La frase que titula este Boletín, aparece en tres ocasiones en las sagradas Escrituras.

La primera vez, es un testimonio. Al hablar David con Dios sobre los hechos portentosos que él había visto de parte del Señor, le dijo: vida te demandó y se la diste, largura de días eternamente y para siempre (Sal 21:4). Por la forma como está escrito el testimonio, pareciera como si David lo hubiese escrito para un aniversario de su coronación como rey. Al recordar cómo Dios lo libró varias veces de la muerte, David testificó que el Señor lo había oído clamar por largura de días y le había concedido su petición. Pudiésemos pensar también que David, quizás, acaba de llegar de alguna batalla sangrienta, y al entrar a casa, jadeante del fragor, se siente inspirado a alabar a Dios, colocándose en la tercera persona del singular, al decir a Dios: El rey se alegra en tu poder… porque… vida te demandó y se la diste. Pero, la expresión eternamente y para siempre, da a entender que el verdadero sentido con que se escribe este salmo es en referencia al Mesías. A los ojos físicos, la muerte parecía haber encerrado a Jesús para siempre, pero Dios lo resucitó de entre los muertos y él es el único Hombre que resucitó para nunca más morir, él es el primogénito de entre los muertos, el que vive por los siglos de los siglos (1 Co 15:15 a; Ap 1:5,18). La manera como esa largura de días de Cristo se asocia con nosotros, es parte de la enseñanza gloriosa del Evangelio, porque Cristo murió por nuestras transgresiones, pero resucitó para nuestra justificación (Ro 4:25). Y la Biblia dice, entonces, palabra fiel es esta: si somos muertos con él, también viviremos con él (2 Ti 2:11). 

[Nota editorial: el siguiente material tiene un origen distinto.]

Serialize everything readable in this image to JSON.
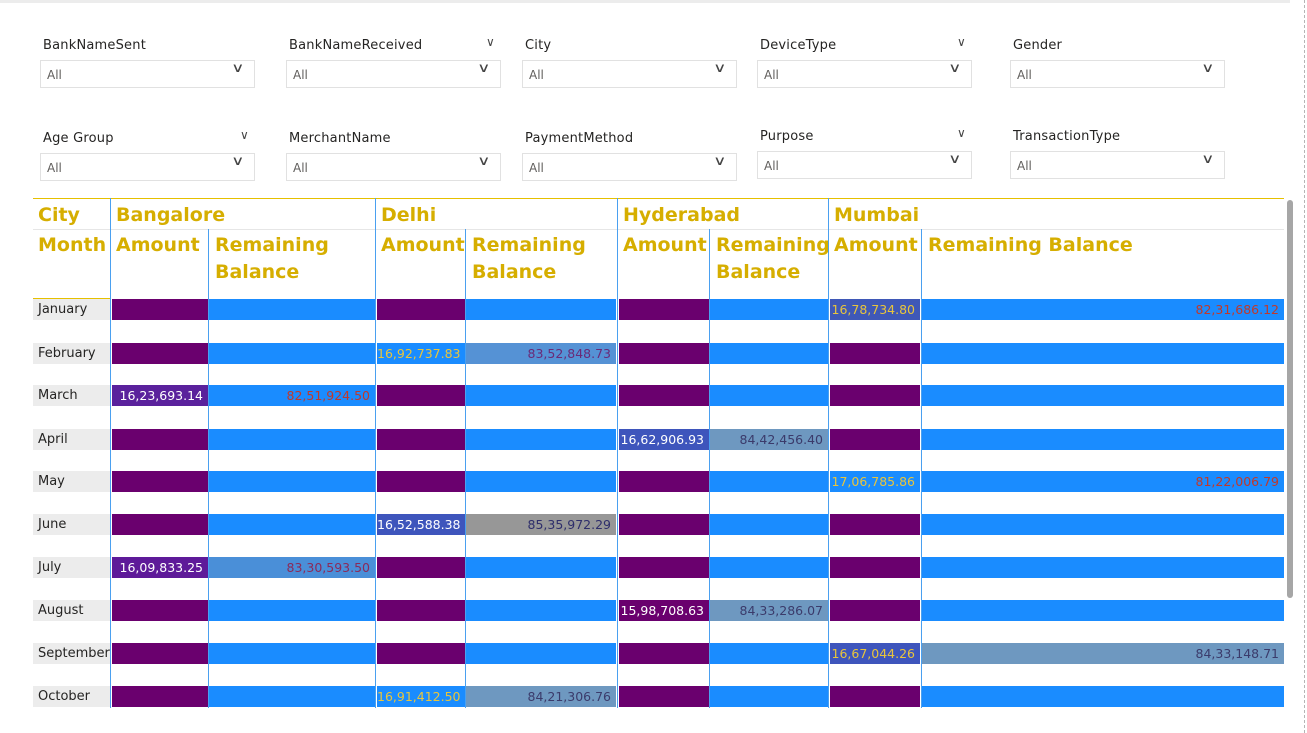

La segunda vez que largura de días aparece en la Biblia, viene de la tinta inspirada del sabio Salomón. En Proverbios 3:1,2 parece como si el mismo Padre hablara con uno de sus hijos y con ternura le exhorta a no olvidar su ley y que su corazón guarde sus mandamientos. La promesa del Señor es que, si esto hace, esos mismos mandamientos divinos, guardados y obedecidos, le proporcionarán un aumento en largura de días, en años de vida y en paz. Nadie que conoce a Dios duda que la obediencia a su Palabra está relacionada con vida abundante. La Palabra es vida y, retenerla, hace en nosotros el efecto mismo de su naturaleza, produce vida en nuestro ser. En el Nuevo Pacto, el mandamiento principal de Dios al hombre es creer. Cristo dijo a sus oyentes: … esta es la obra de Dios, que creáis en el que él ha enviado (Jn 6:29). ¡Que nuestra fe produzca el bendito fruto de la obediencia y, por esa fe obediente, la gracia de Dios nos otorgue vida en abundancia!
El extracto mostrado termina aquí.